The planets look down from the capitals in the Doge’s palace, each surrounded by his ‘children’, by the mortals who exhibit his influence. At Florence they meet us again, strangely disguised by the influence of Saracenic iconography, in Santa Maria del Fiore; and again in Santa Maria Novella, paired off, after the manner of the Convivio, with the Seven Liberal Arts. The Salone (Palazzo della Ragione) at Padua is, in a different art, a close parallel to Spenser’s Mutability cantos. We have the planets, their children, the Zodiacal signs, the Apostles, and the labours of men all arranged under their appropriate months. And just as the planets are not merely present in the Testament of Cresseid but woven into the plot, so in the buildings the cosmological material is sometimes woven into what we may call the plot of a building. One might at first suppose that the constellations depicted on the cupola above the altar in the old sacristy of San Lorenzo at Florence were mere decoration; but they are in the right positions for 9 July 1422 when the altar was consecrated. In the Farnesina Palace they are arranged to suit the birth-day of Chigi for whom the work was done. And the Salone at Padua is apparently designed so that at each sunrise the beams will fall on the Sign in which Sol would then ride.

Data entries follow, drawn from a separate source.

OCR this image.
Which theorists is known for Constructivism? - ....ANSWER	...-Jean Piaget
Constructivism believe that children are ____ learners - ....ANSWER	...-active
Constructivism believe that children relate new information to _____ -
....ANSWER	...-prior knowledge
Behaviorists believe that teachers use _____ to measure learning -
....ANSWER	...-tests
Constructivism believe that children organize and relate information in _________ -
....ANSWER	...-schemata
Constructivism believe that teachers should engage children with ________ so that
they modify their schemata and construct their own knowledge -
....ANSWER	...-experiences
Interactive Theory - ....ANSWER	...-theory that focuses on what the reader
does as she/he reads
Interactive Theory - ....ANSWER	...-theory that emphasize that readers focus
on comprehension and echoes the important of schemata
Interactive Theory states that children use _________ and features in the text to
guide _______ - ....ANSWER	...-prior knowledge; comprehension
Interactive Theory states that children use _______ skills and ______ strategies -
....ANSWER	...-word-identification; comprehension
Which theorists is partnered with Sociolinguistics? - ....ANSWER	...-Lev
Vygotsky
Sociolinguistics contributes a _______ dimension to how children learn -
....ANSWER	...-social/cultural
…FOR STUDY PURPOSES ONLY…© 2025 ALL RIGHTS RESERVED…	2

The lost art of Pageant loved to re-state similar themes. And it has lately been shown that many Renaissance pictures which were once thought purely fanciful are loaded, and almost overloaded, with philosophy.
Lewis, C. S… The Discarded Image (pp. 149-150). HarperOne. Kindle Edition.
Lewis is here admiring among medieval works, what he himself apparently did with his own published Narnian Chronicles - loaded his apparently ‘fanciful’ stories with philosophical themes - even (and especially) to the point of following the cosmological model!
Lewis goes on to write in that chapter (Ch. 8), about how the medieval author was not trying to “be original” in the sense that modern authors strive to be. To them, the highest striving of an author was not to produce a story of one’s own (why would one be so desperate to resort to one’s own paltry offerings when reality itself has such grand themes on offer that are so much higher and better!) - no they were in the mindset of rehearsing the great cosmic model of reality already on display.
Lewis at one point states that they aspired to do this in ways that none of their successors ever would for a long time after. I’m wondering if Lewis, penning those words, was not himself one of those so aspiring.